Recently I watched a handful of adults maneuver to exclude a colleague
from their focus group. Their tactics included moving a name plate to another
location, tightening their circle of chairs so there was no room for anyone to
join and turning their backs toward the one they wanted to ostracize. The
writer of Hebrews reminds us that we too can be guilty of not maturing. “In fact, though by this time you ought to
be teachers, you need someone to teach you the elementary truths of God’s word
all over again. You need milk, not solid food! Anyone who
lives on milk, being still an infant, is not acquainted with the teaching about
righteousness.”
(Hebrews 5:12-13 NIV)
2 comments:
It is really sad when you see this at an evangelism conference.
Grace and peace.
Gail;
-----These guys were quite crafty, but obviously not stealthy. I can imagine a few situations where we wouldn’t want someone in our group and should really not have to have them, either. We can get emotionally strung out on certain aspects of love which will tie up the mind with frivolous and trivial meanings and principles to the point that the fundamental and critical ones get lost. For example, the Presbyterian hierarchy is sure the time has come for gays not only to join our focus groups (churches) but to lead them as ministers and elders. Uh!! Closer to home in many, many more hearts, women elders and preachers are becoming common in spite of Scriptures setting up barricades and warning signs against it and yelling cautious words of wisdom concerning it. I heard a teacher in Sunday School surmise that Hell is not a place or even a separate existence, it is only a state of being in heaven wherein there will be no contact with others. Oh! Goody, goody gumdrops! God’s wrath is like time-out, man! Affection and empathetic compassion are frivolities and trivialities underlying God’s wrath working the destruction of evil for the perfection of good. It’s kind of a rule of thumb I like to remember.

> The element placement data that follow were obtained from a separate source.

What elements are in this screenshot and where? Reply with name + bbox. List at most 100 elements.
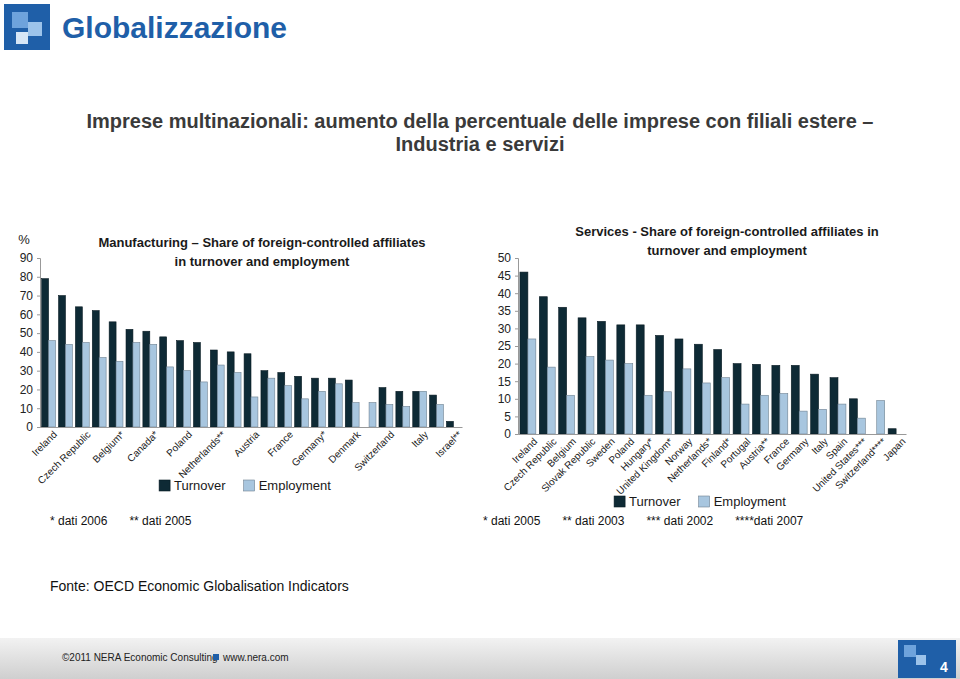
y-tick: 30 (20, 364, 40, 378)
y-tick-mark (37, 408, 40, 409)
x-tick-label: Switzerland**** (833, 436, 888, 491)
bar (617, 325, 625, 434)
bar (547, 367, 555, 434)
legend-label: Turnover (629, 494, 681, 509)
y-tick: 15 (498, 375, 518, 389)
y-tick-mark (515, 364, 518, 365)
chart-title: Manufacturing – Share of foreign-control… (98, 235, 425, 250)
legend-item: Employment (244, 478, 332, 493)
bar (335, 384, 342, 427)
x-tick-label: Belgium* (90, 429, 126, 465)
y-tick: 50 (20, 326, 40, 340)
bar (217, 365, 224, 427)
y-tick-label: 25 (498, 339, 512, 353)
legend: TurnoverEmployment (614, 494, 786, 509)
y-tick-label: 10 (20, 402, 34, 416)
bar (352, 403, 359, 427)
logo-cube (904, 645, 916, 657)
bar (528, 339, 536, 434)
y-tick-label: 30 (20, 364, 34, 378)
x-tick: United Kingdom* (614, 436, 675, 497)
bar (656, 335, 664, 434)
footer-bar (0, 638, 960, 679)
y-tick: 90 (20, 251, 40, 265)
y-tick-mark (515, 328, 518, 329)
footnote: *** dati 2002 (646, 514, 713, 528)
x-tick: Germany* (289, 429, 329, 469)
y-tick: 0 (26, 420, 40, 434)
legend-swatch (614, 496, 625, 507)
x-axis: IrelandCzech RepublicBelgiumSlovak Repub… (501, 435, 907, 497)
y-tick: 80 (20, 270, 40, 284)
plot-area (42, 279, 454, 427)
legend-item: Turnover (614, 494, 681, 509)
bar (251, 397, 258, 427)
footnote: * dati 2005 (483, 514, 541, 528)
bar (177, 341, 184, 427)
x-tick: Israel** (433, 429, 464, 460)
y-axis-line (515, 259, 519, 435)
x-tick: Austria (232, 428, 262, 458)
y-tick: 10 (20, 402, 40, 416)
legend-label: Employment (259, 478, 332, 493)
bar (379, 388, 386, 427)
bar (261, 371, 268, 427)
y-tick: 0 (504, 427, 518, 441)
x-tick-label: France (265, 428, 295, 458)
y-tick-mark (515, 276, 518, 277)
bar (644, 395, 652, 434)
x-tick: Ireland (30, 429, 59, 458)
bar (126, 329, 133, 427)
footnote: ** dati 2005 (129, 514, 191, 528)
logo (4, 4, 50, 50)
footnote: * dati 2006 (50, 514, 108, 528)
background (0, 0, 960, 679)
x-tick: Poland (164, 429, 194, 459)
y-tick-mark (37, 296, 40, 297)
plot-area (520, 272, 896, 434)
bar (143, 331, 150, 427)
y-tick-mark (37, 352, 40, 353)
bar (150, 344, 157, 427)
x-axis-line (41, 427, 463, 428)
logo-cube (12, 12, 28, 28)
legend-label: Turnover (174, 478, 226, 493)
x-tick: Netherlands** (176, 429, 227, 480)
bar (430, 395, 437, 427)
x-tick: Switzerland**** (833, 436, 888, 491)
x-tick: Czech Republic (35, 429, 92, 486)
y-tick-label: 10 (498, 392, 512, 406)
y-tick-mark (37, 333, 40, 334)
legend: Turnover Employment (159, 478, 331, 493)
bar (285, 386, 292, 427)
y-tick-label: 50 (20, 326, 34, 340)
page-number: 4 (940, 659, 948, 675)
footer-url: www.nera.com (222, 652, 289, 663)
y-tick-mark (515, 258, 518, 259)
bar (295, 376, 302, 427)
x-tick-label: Israel** (433, 429, 464, 460)
y-tick-mark (37, 277, 40, 278)
bar (92, 311, 99, 427)
page: GlobalizzazioneImprese multinazionali: a… (0, 0, 960, 679)
bar (578, 318, 586, 434)
bar (59, 296, 66, 427)
y-tick-mark (37, 427, 40, 428)
footer-bullet (213, 654, 219, 660)
bar (42, 279, 49, 427)
y-axis-line (37, 259, 41, 428)
y-tick-mark (515, 293, 518, 294)
bar (244, 354, 251, 427)
x-tick: France (265, 428, 295, 458)
logo-cube (916, 655, 926, 665)
bar (167, 367, 174, 427)
bar (753, 364, 761, 434)
y-tick: 70 (20, 289, 40, 303)
x-tick-label: Poland (164, 429, 194, 459)
bar (312, 378, 319, 427)
y-tick-mark (515, 434, 518, 435)
bar (403, 406, 410, 427)
bar (702, 383, 710, 434)
bar (345, 380, 352, 427)
y-tick-label: 5 (504, 410, 511, 424)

-----Affection and compassion are frivolous and trivial? Really?? Yes, relatively. I try to farm affection and compassion in the soils of my heart. I know their magnitude. So I had affection and compassion for Timothy McVeigh. At his lowest level he was an individual with feelings, concerns, issues, and interests like the rest of us. I had affection and compassion for Ted Bundy, even though he murdered my good friend’s sister. But what they did called for the death penalty not just by man’s law, but also by God’s law (Gen 9:6). My affection and compassion for them did not forbid my agreement with and joint call for their execution. My affection and compassion became frivolous and trivial to cleansing the ground of their murders, but not lost and gone to that. Yes, I have compassion for gays and I sympathize with the feminine frame of mind, but God’s Word sets principles beside and around which affection, compassion, sympathy, etc. stand without obfuscation. Elsewhere, in some other issue, these frivolities become the principle and a different principle becomes a frivolity.
-----Our focus groups are vital, because the thinking and feeling passed around in them are constructive to thoughts and feelings then passed around in the world. Although we can not be possessive about the church’s thoughts and feelings, we must be scripturally guarded about them. A clear and real expression of Jesus Christ is critical for people’s inclination to even give Him a second thought. Since expression is a thing of principle and attitudes, it is important to prevent relative frivolity from mucking up the points of imperatives without relegating frivolity to unimportance.